Home OPINION COLUMNISTS Power Sector: Government Is Attempting An Escape By Garba Shehu

Power Sector: Government Is Attempting An Escape By Garba Shehu

Garba-Shehu
Garba-Shehu

I am of the generation of Nigerians who cut their teeth on candle lights and rechargeable lamps and given the way things are going, from bad to worse, I have come to the inescapable conclusion that the vision of 24-hour, seven-day-a-week electric power supply is unreachable in my lifetime. Toyosi Akerele, an inspiring youth leader recently announced in a fanciful pun, that the present generation of leaders had handed nothing but generators to this generation of Nigerians.
At home in Kano last weekend, neighbours said they hadn’t seen light for five days in my part of the GRA. In normal times, you got more power supply here than those who lived in slum sections of the outer city. I met someone from there who said for fifteen days, they hadn’t seen a blink. In Abuja and the other cities, power continues to deteriorate, with just a few cities and towns enjoying very little supplies.
On one of those days last week in Kano, radio news announced the allocation of 12 megawatts to the Kano distribution company with Kano, a megacity by all standard, getting six megawatts, Katsina four, Dutse two and Azare zero.
In February 2013, soon after the Bureau of Public Enterprises (BPE) executed share sale agreements which saw the “historic” hand-over of the 14 out of the successor companies carved out of the defunct Power Holding Company of Nigeria, (PHCN), the federal, government with a fixed eye on propaganda, proclaimed 2013 the “year of power.” Much hope was raised that the take-over of the generation, transmission and distribution by private investors–someone called them asset strippers–will see the new owners revamping the sector and impacting positively on the nation’s power supply. Last year, most Nigerians celebrated Christmas in darkness. Wherever a new leadership takes over a political or even a business entity, there are changes that often come with that. The new leaders start with a zeal to score quick runs, in this case, improve the level of service to make an immediate good impression. When the new owners of the power companies took over, what Nigerians have experienced is a slip-up.

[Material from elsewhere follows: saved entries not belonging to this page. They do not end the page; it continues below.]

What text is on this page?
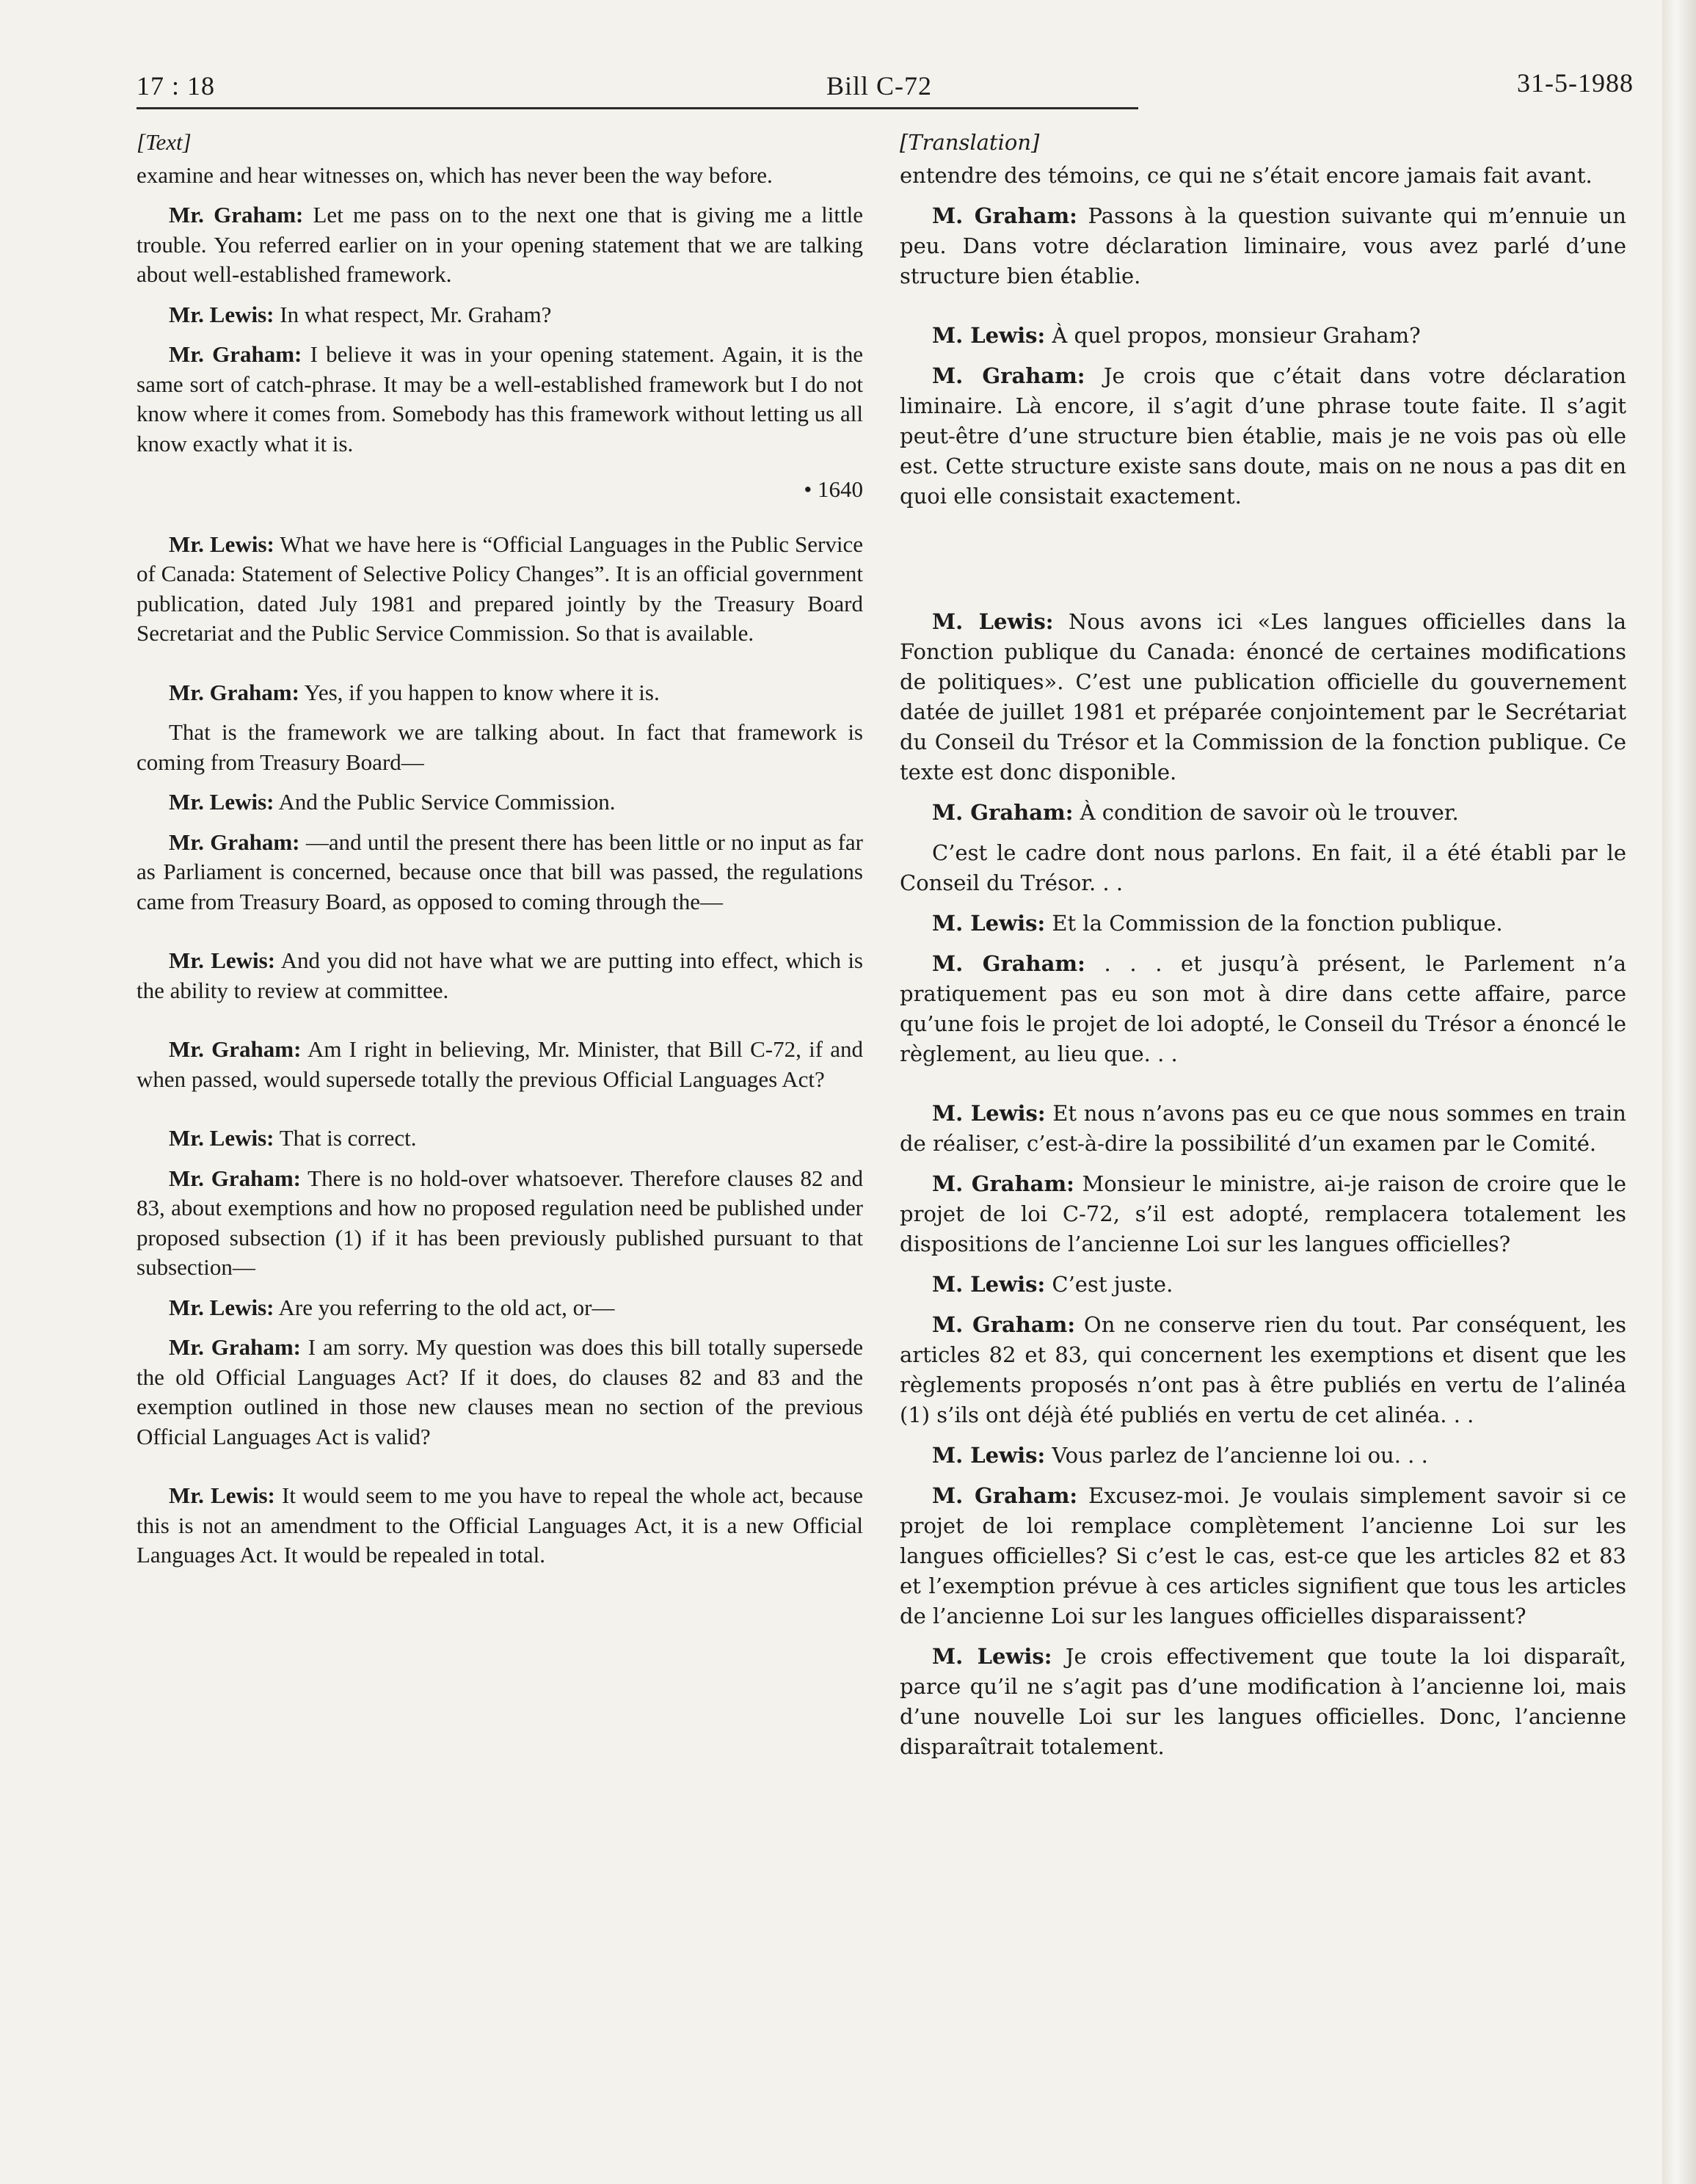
17 : 18	Bill C-72	31-5-1988
[Text]

examine and hear witnesses on, which has never been the way before.

Mr. Graham: Let me pass on to the next one that is giving me a little trouble. You referred earlier on in your opening statement that we are talking about well-established framework.

Mr. Lewis: In what respect, Mr. Graham?

Mr. Graham: I believe it was in your opening statement. Again, it is the same sort of catch-phrase. It may be a well-established framework but I do not know where it comes from. Somebody has this framework without letting us all know exactly what it is.

• 1640

Mr. Lewis: What we have here is “Official Languages in the Public Service of Canada: Statement of Selective Policy Changes”. It is an official government publication, dated July 1981 and prepared jointly by the Treasury Board Secretariat and the Public Service Commission. So that is available.

Mr. Graham: Yes, if you happen to know where it is.

That is the framework we are talking about. In fact that framework is coming from Treasury Board—

Mr. Lewis: And the Public Service Commission.

Mr. Graham: —and until the present there has been little or no input as far as Parliament is concerned, because once that bill was passed, the regulations came from Treasury Board, as opposed to coming through the—

Mr. Lewis: And you did not have what we are putting into effect, which is the ability to review at committee.

Mr. Graham: Am I right in believing, Mr. Minister, that Bill C-72, if and when passed, would supersede totally the previous Official Languages Act?

Mr. Lewis: That is correct.

Mr. Graham: There is no hold-over whatsoever. Therefore clauses 82 and 83, about exemptions and how no proposed regulation need be published under proposed subsection (1) if it has been previously published pursuant to that subsection—

Mr. Lewis: Are you referring to the old act, or—

Mr. Graham: I am sorry. My question was does this bill totally supersede the old Official Languages Act? If it does, do clauses 82 and 83 and the exemption outlined in those new clauses mean no section of the previous Official Languages Act is valid?

Mr. Lewis: It would seem to me you have to repeal the whole act, because this is not an amendment to the Official Languages Act, it is a new Official Languages Act. It would be repealed in total.

[Translation]

entendre des témoins, ce qui ne s’était encore jamais fait avant.

M. Graham: Passons à la question suivante qui m’ennuie un peu. Dans votre déclaration liminaire, vous avez parlé d’une structure bien établie.

M. Lewis: À quel propos, monsieur Graham?

M. Graham: Je crois que c’était dans votre déclaration liminaire. Là encore, il s’agit d’une phrase toute faite. Il s’agit peut-être d’une structure bien établie, mais je ne vois pas où elle est. Cette structure existe sans doute, mais on ne nous a pas dit en quoi elle consistait exactement.

M. Lewis: Nous avons ici «Les langues officielles dans la Fonction publique du Canada: énoncé de certaines modifications de politiques». C’est une publication officielle du gouvernement datée de juillet 1981 et préparée conjointement par le Secrétariat du Conseil du Trésor et la Commission de la fonction publique. Ce texte est donc disponible.

M. Graham: À condition de savoir où le trouver.

C’est le cadre dont nous parlons. En fait, il a été établi par le Conseil du Trésor. . .

M. Lewis: Et la Commission de la fonction publique.

M. Graham: . . . et jusqu’à présent, le Parlement n’a pratiquement pas eu son mot à dire dans cette affaire, parce qu’une fois le projet de loi adopté, le Conseil du Trésor a énoncé le règlement, au lieu que. . .

M. Lewis: Et nous n’avons pas eu ce que nous sommes en train de réaliser, c’est-à-dire la possibilité d’un examen par le Comité.

M. Graham: Monsieur le ministre, ai-je raison de croire que le projet de loi C-72, s’il est adopté, remplacera totalement les dispositions de l’ancienne Loi sur les langues officielles?

M. Lewis: C’est juste.

M. Graham: On ne conserve rien du tout. Par conséquent, les articles 82 et 83, qui concernent les exemptions et disent que les règlements proposés n’ont pas à être publiés en vertu de l’alinéa (1) s’ils ont déjà été publiés en vertu de cet alinéa. . .

M. Lewis: Vous parlez de l’ancienne loi ou. . .

M. Graham: Excusez-moi. Je voulais simplement savoir si ce projet de loi remplace complètement l’ancienne Loi sur les langues officielles? Si c’est le cas, est-ce que les articles 82 et 83 et l’exemption prévue à ces articles signifient que tous les articles de l’ancienne Loi sur les langues officielles disparaissent?

M. Lewis: Je crois effectivement que toute la loi disparaît, parce qu’il ne s’agit pas d’une modification à l’ancienne loi, mais d’une nouvelle Loi sur les langues officielles. Donc, l’ancienne disparaîtrait totalement.
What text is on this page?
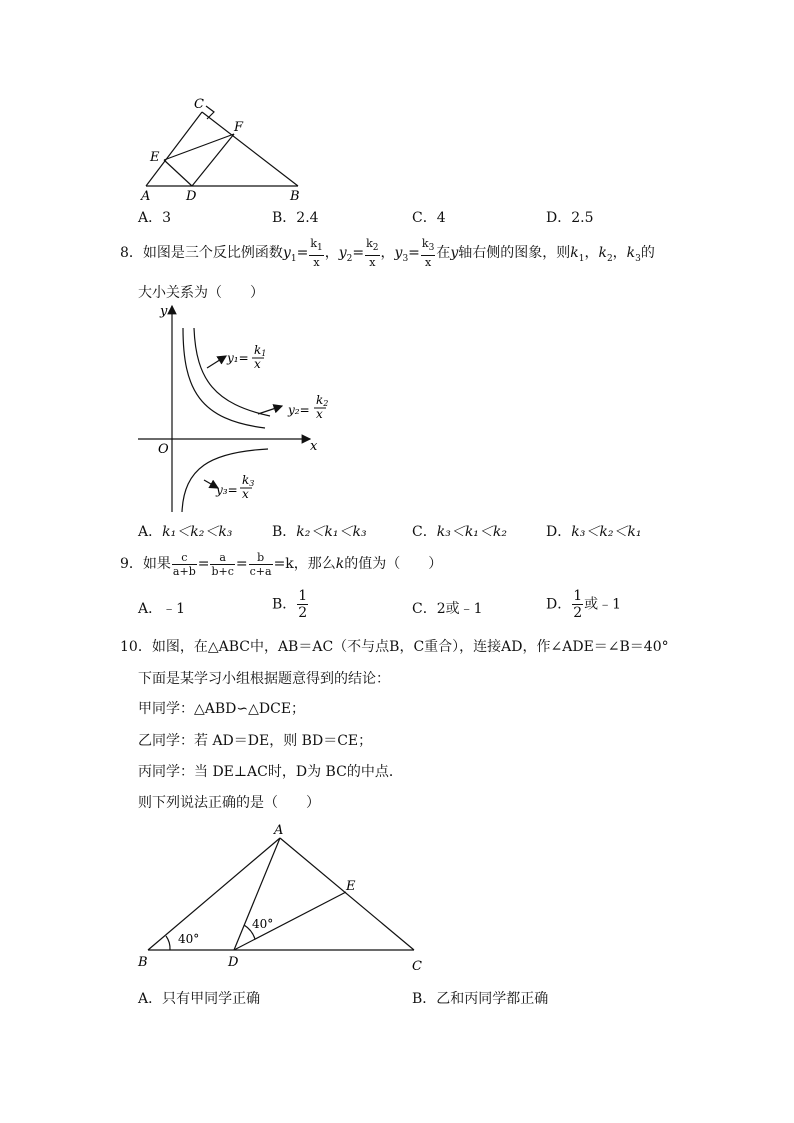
C
F
E
A	D	B
A．3	B．2.4	C．4	D．2.5
8．如图是三个反比例函数$y_1= \frac{k_1}{x}$ ，$y_2= \frac{k_2}{x}$ ，$y_3= \frac{k_3}{x}$ 在y轴右侧的图象，则$k_1$，$k_2$，$k_3$的
大小关系为（　　）
y
x
O
y₁=
k1
x
y₂=
k2
x
y₃=
k3
x
A．k₁＜k₂＜k₃	B．k₂＜k₁＜k₃	C．k₃＜k₁＜k₂	D．k₃＜k₂＜k₁
9．如果 $\frac{c}{a+b} = \frac{a}{b+c} = \frac{b}{c+a} =k$，那么k的值为（　　）
A．﹣1	B． $\frac{1}{2}$	C．2或﹣1	D． $\frac{1}{2}$ 或﹣1
10．如图，在△ABC中，AB＝AC（不与点B，C重合），连接AD，作∠ADE＝∠B＝40°
下面是某学习小组根据题意得到的结论：
甲同学：△ABD∽△DCE；
乙同学：若 AD＝DE，则 BD＝CE；
丙同学：当 DE⊥AC时，D为 BC的中点．
则下列说法正确的是（　　）
A
B	D	C
E
40°
40°
A．只有甲同学正确	B．乙和丙同学都正确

Apart from introducing quite a few faces, nothing, by way of improvement, has come to the consumers.
In a hot season as we are now in, with temperatures hovering above 30o Celsius in a majority of cities, and 40 oC and above in the fringe cities of the North, this is a period where there is usually an increase in the demand for power for cooling the environment as well as storage. An increase in demand and declining supply make for a very bad combination. With a population of 170 million, Nigeria requires an average of 40,000 megawatts of electricity. As it is, less than 4,000 or 10 percent is available for both industry and domestic consumption.
After surrendering to the deteriorating situation for many years, those citizens who believed in the government that things would get better and delayed such investment decisions as the purchase of generating set, are now the wiser. They are bringing out money from savings to buy their own units. For those who can’t afford to do that, there is a booming electricity supply underground by retailers who wire up shops and houses in neighbourhoods, selling power per minute and hour. Without this, women can no longer prepare soup and store it inside refrigerators. They will also have to buy beef and poultry on a day-to-day basis. Government offices that cannot power a whole establishment now buy 2-5 KVA generators, exclusively to power the office of Permanent Secretary or even Minister.
As a television reporter covering the Ministry of Power said, this was how bad things were in the final days of the Shagari administration. At that time, overall national output had dropped to a miserable 900 megawatts. The only difference is that you had the power sector under a state monopoly. You could then by right, hold the Minister and his government responsible for the situation. But state control of the power sector, as argued by many, was counter-productive and eventually was dismantled. With this so-called “significant milestone” by which generation, transmission and distribution are driven by the private sector, government officials are already pointing at the new owners as those responsible for the terrible situation. But government can’t run away from the public. With 80 percent of power plants which are gas-fired deprived of regular gas supply amidst increasing sabotage of gas and oil pipelines in the Delta region, as illustrated by the recent bombing of the gas supply pipeline between Excravos and Warri, it is hard for the government to play ostrich on this matter even if that is their wish. They can’t run away from responsibility by abandoning consumers to the antics of “asset strippers” exploiting the ordinary citizens to their marrow. You wonder why you have a minister of power, with the addition of a junior minister if all they have to do is to drink tea at the Council of Ministers and draw fat salaries and allowances, if they have no power and will to regulate the sector. Why the hell do you have a huge government agency, the National Electricity Regulatory Commission if they cannot ensure market and operating rules in the power sector? Who is there to right the wrongs in the power sector? It doesn’t sound like we have a government in place. If we had one, someone should start worrying about the sliding power supply, insisting on performance and righting the wrongs that are right therefore before everyone’s eyes. Should government be running from its responsibility?